Department of Urology, Massachusetts General Hospital, Boston, Massachusetts; Institute of Urology, Keck School of Medicine of University of Southern California (EIK), Los Angeles, California.
Department of Urology, Massachusetts General Hospital, Boston, Massachusetts; Institute of Urology, Keck School of Medicine of University of Southern California (EIK), Los Angeles, California.
J Urol. 2018 Feb;199(2):522-527. doi: 10.1016/j.juro.2017.08.093. Epub 2017 Aug 26.
Pelvic floor integrity is an important predictor of stress urinary incontinence. Androgen receptors have been found in the pelvic floor musculature and fascia, and testosterone administration has been shown to increase levator ani hypertrophy and improve stress incontinence in a rodent model. We examined the relationship between serum total testosterone levels and self-reported urinary incontinence in women.
We included women older than 20 years in the 2012 NHANES (National Health and Nutrition Examination Survey) cycle who underwent serum total testosterone measurement and answered self-reported urinary incontinence questions. A weighted, multivariate logistic regression model was used to determine the association between incontinence and serum testosterone levels after adjusting for age, body mass index, diabetes, race, parity, menopause and time of venipuncture.
A total of 2,321 women were included in analysis, of whom 37.5% had stress incontinence, 29.8% had urge incontinence and 16.4% had mixed incontinence. Women in the lowest quartile of serum testosterone were more likely to complain of stress and mixed incontinence (OR 1.45, 95% CI 1.03-2.12 and OR 1.68, 95% CI 1.23-2.22, respectively). No association was noted between serum testosterone levels and urge incontinence.
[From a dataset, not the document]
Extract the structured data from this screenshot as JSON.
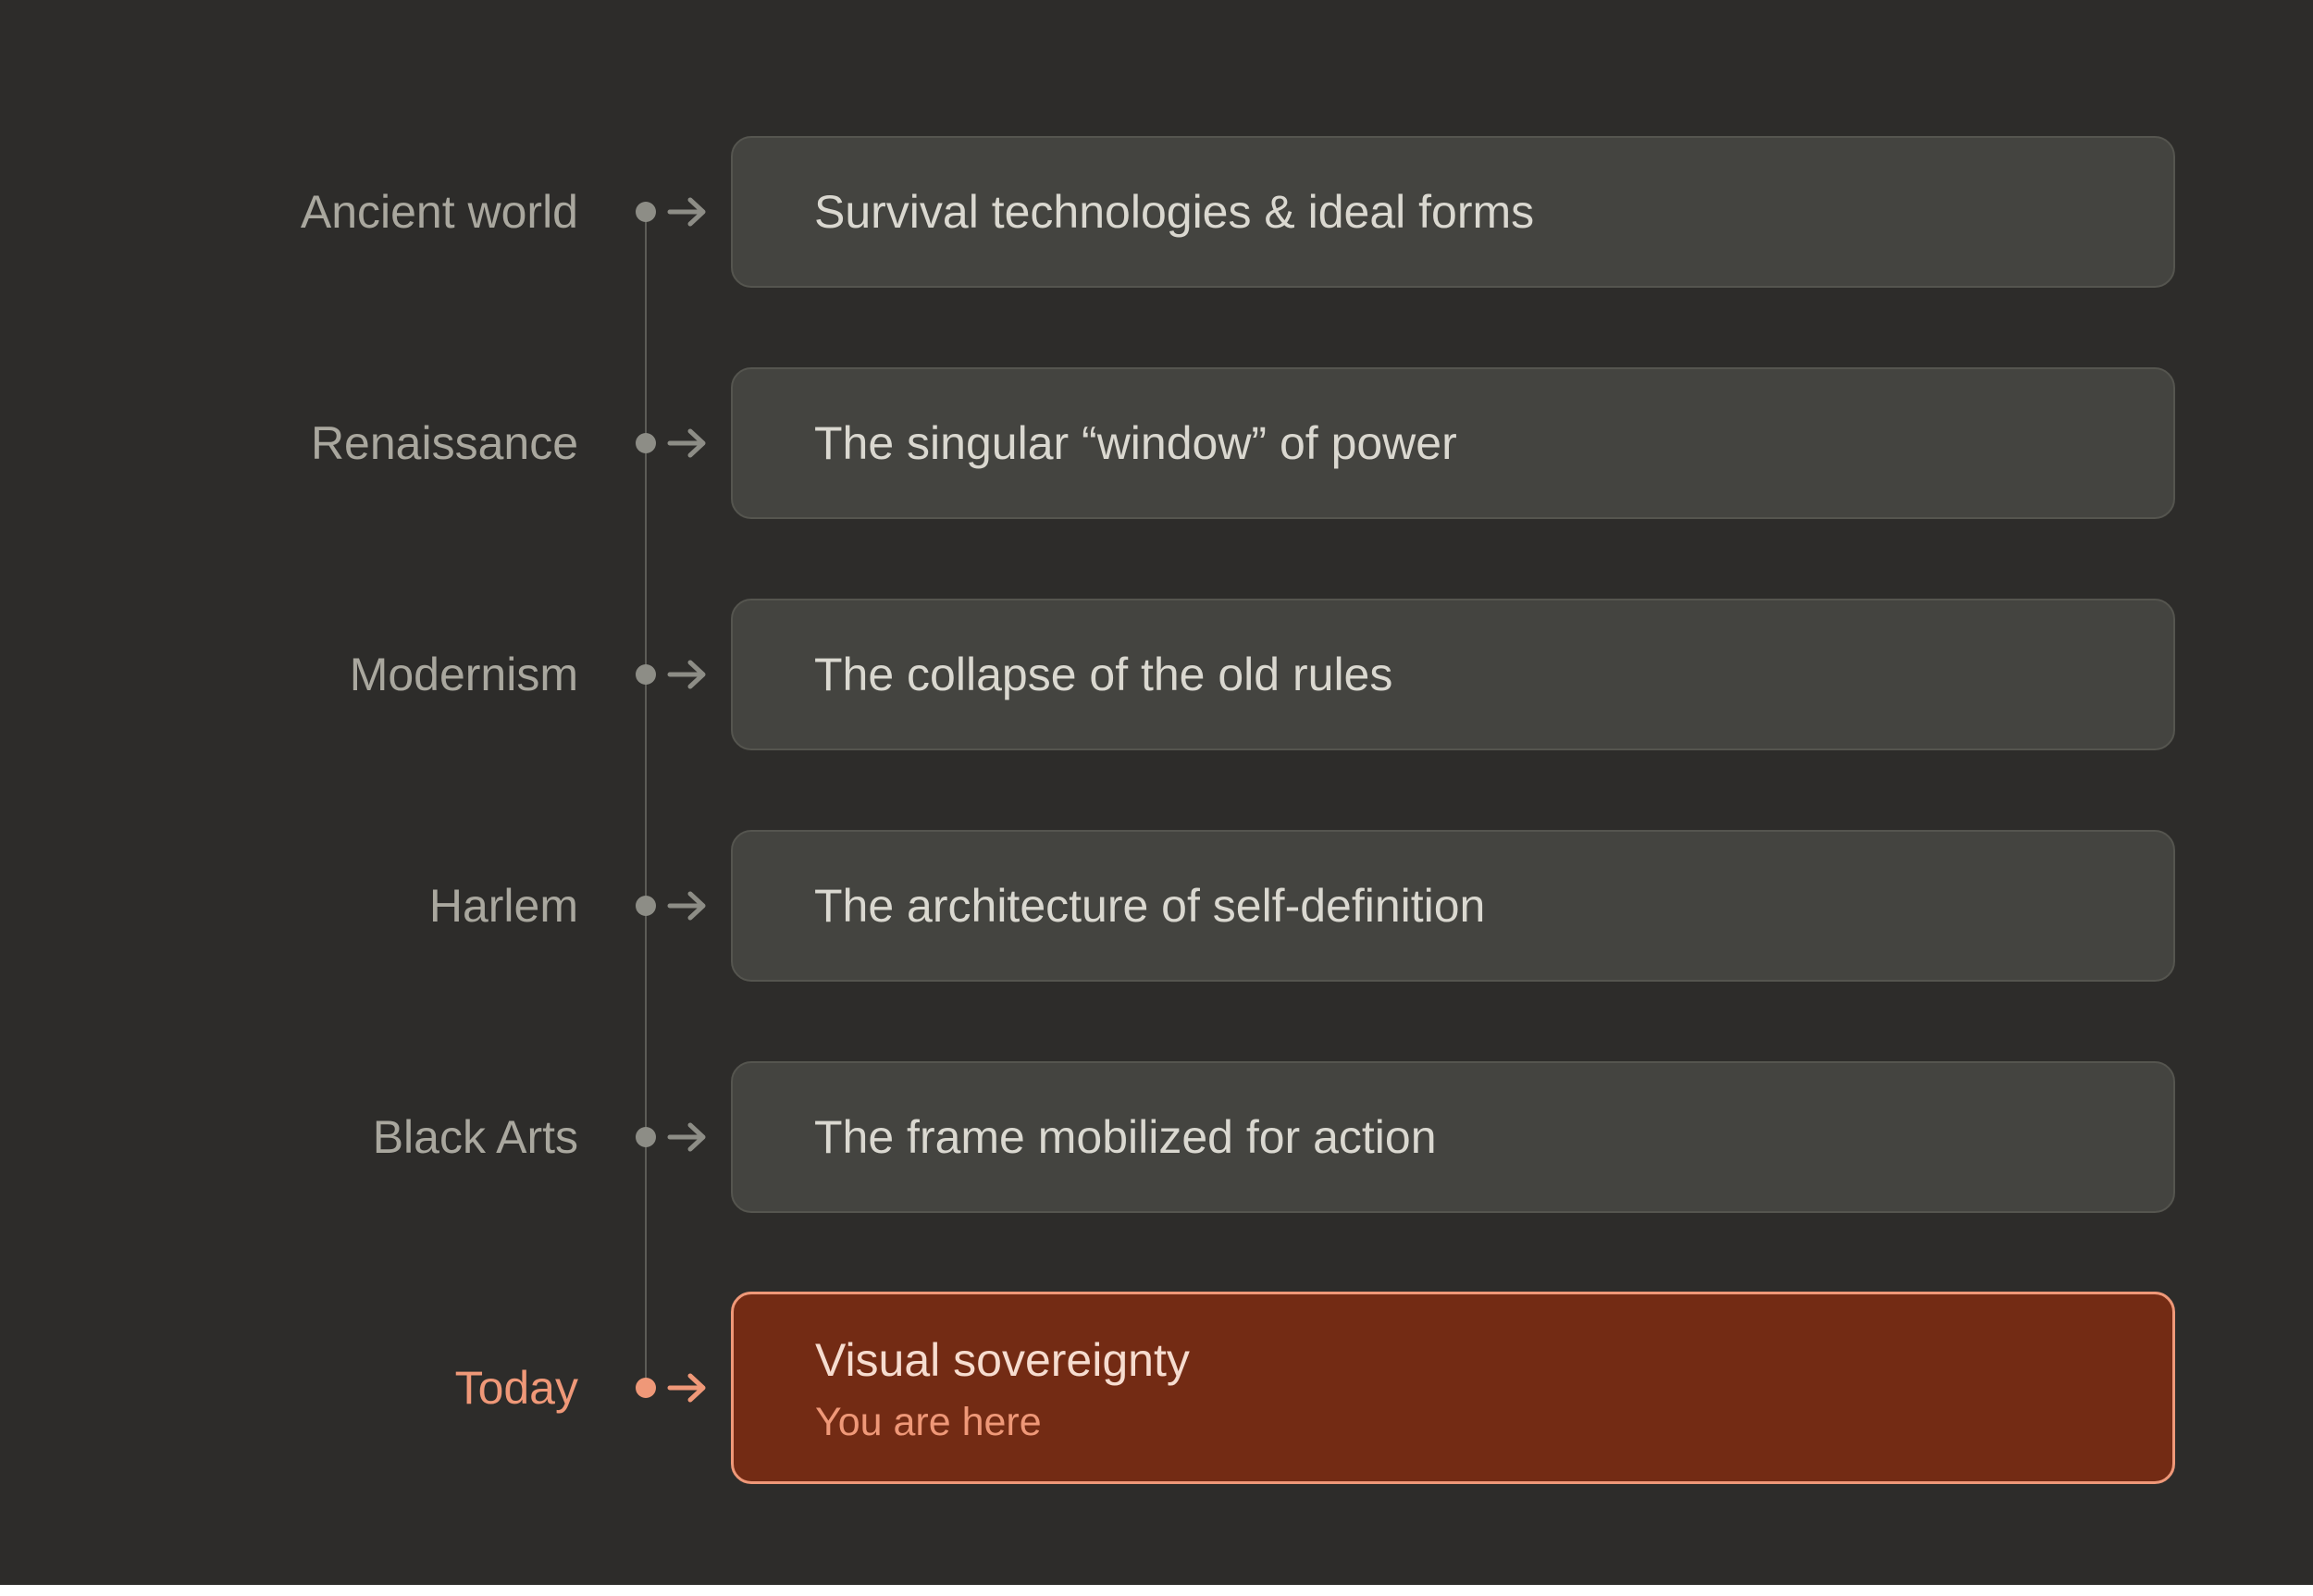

Low serum testosterone is associated with an increased likelihood of stress and mixed incontinence in women. Given the role of pelvic musculature in maintaining urethral support and the anabolic effect of androgens on skeletal muscle, a physiological mechanism for this relationship can be proposed and further evaluated in prospective and translational studies.
盆底完整性是压力性尿失禁的重要预测指标。已在盆底肌肉和筋膜中发现雄激素受体,并且已证明睾丸酮给药可增加提肛肌肥大并改善啮齿动物模型中的压力性尿失禁。我们研究了血清总睾丸酮水平与女性自我报告的尿失禁之间的关系。
我们纳入了 2012 年 NHANES(国家健康和营养检查调查)周期中年龄大于 20 岁的女性,她们接受了血清总睾丸酮测量并回答了自我报告的尿失禁问题。使用加权多变量逻辑回归模型,在调整年龄,体重指数,糖尿病,种族,产次,绝经和静脉穿刺时间后,确定失禁与血清睾丸酮水平之间的关联。
共有 2321 名女性纳入分析,其中 37.5%有压力性尿失禁,29.8%有急迫性尿失禁,16.4%有混合性尿失禁。血清睾丸酮最低四分位数的女性更有可能抱怨压力性和混合性尿失禁(OR 1.45,95%CI 1.03-2.12 和 OR 1.68,95%CI 1.23-2.22)。血清睾丸酮水平与急迫性尿失禁之间没有关联。
低血清睾丸酮与女性压力性和混合性尿失禁的可能性增加有关。鉴于盆底肌肉在维持尿道支撑中的作用以及雄激素对骨骼肌的合成代谢作用,可以提出这种关系的生理机制,并在前瞻性和转化研究中进一步评估。